AccessibleObject.setAccessible() backward compatibility

David M. Lloyd david.lloyd at redhat.com
Fri Sep 11 17:44:30 UTC 2015


On 09/11/2015 12:15 PM, Remi Forax wrote:
> There are two changes to setAccessible that make migration to the module universe hard.
>
> The first one is that setAccessible() is now declared final which is a binary incompatible change so it breaks Guava two projects of mine.
>
> The second change is that now setAccessible() is now CallerSensitive and throw an exception if the AccessibleObject is not visible from the caller class.
> While this change may improve the security, it's a backward incompatible change is not strictly required to support modules it's more an enhancement of the current security model and i don't think it's a good idea to mix it with the introduction of the module support.

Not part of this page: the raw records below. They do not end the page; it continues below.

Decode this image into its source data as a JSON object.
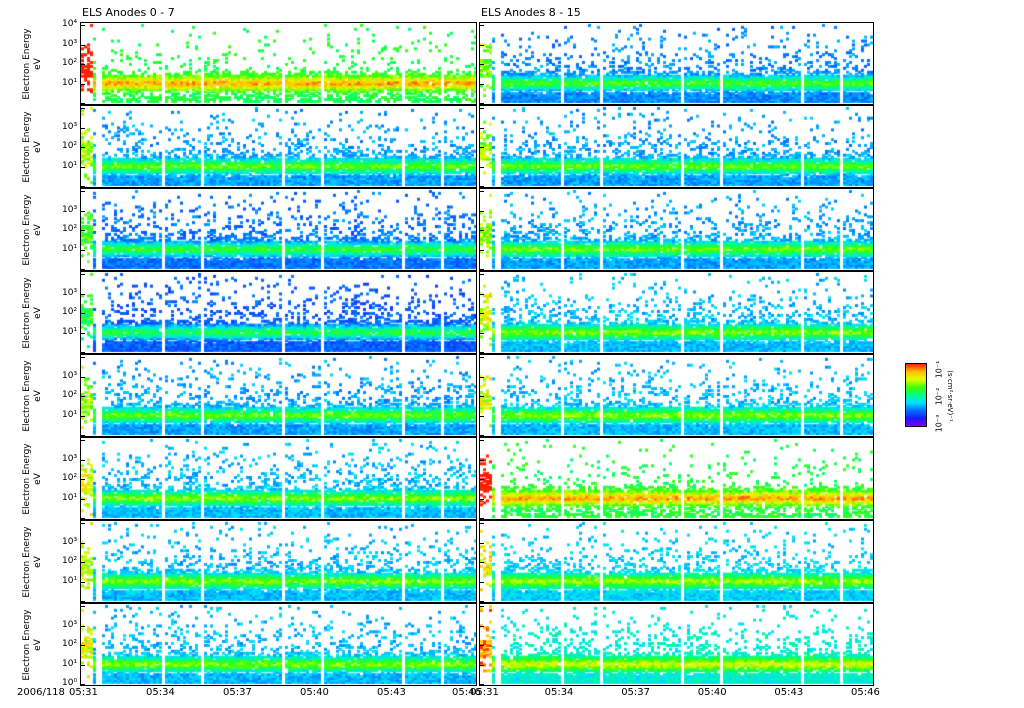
{
  "chart_data": {
    "type": "heatmap",
    "date_label": "2006/118",
    "ylabel": "Electron Energy",
    "yunit": "eV",
    "yscale": "log",
    "ylim": [
      1,
      10000
    ],
    "yticks": [
      "10⁰",
      "10¹",
      "10²",
      "10³",
      "10⁴"
    ],
    "xticks": [
      "05:31",
      "05:34",
      "05:37",
      "05:40",
      "05:43",
      "05:46"
    ],
    "columns": [
      {
        "title": "ELS Anodes 0 - 7",
        "anodes": [
          0,
          1,
          2,
          3,
          4,
          5,
          6,
          7
        ],
        "relative_level": [
          0.9,
          0.45,
          0.35,
          0.3,
          0.45,
          0.5,
          0.5,
          0.5
        ]
      },
      {
        "title": "ELS Anodes 8 - 15",
        "anodes": [
          8,
          9,
          10,
          11,
          12,
          13,
          14,
          15
        ],
        "relative_level": [
          0.4,
          0.45,
          0.45,
          0.5,
          0.5,
          0.9,
          0.55,
          0.65
        ]
      }
    ],
    "colorbar": {
      "ticks": [
        "10⁻¹",
        "10⁻²",
        "10⁻³"
      ],
      "label": "(s·cm²·sr·eV)⁻¹"
    },
    "band_center_eV": 10
  }
}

More philosophically, every libraries that propose an abstraction that hide underlying dirts provides an escape hatch, the reflection API is one of such hatch of Java the language allowing to bypass the typechecker and the security sandbox. Trying to close the hatch will just make people to open holes in the nearby wall with hacks that are less secure and that may even compromise the integrity of the plateform.

I'm not sure there are real-world cases where the additional 
accessibility rules are actually useful or improve security in any real 
way.  Maybe we need some sample use cases that we can pick apart?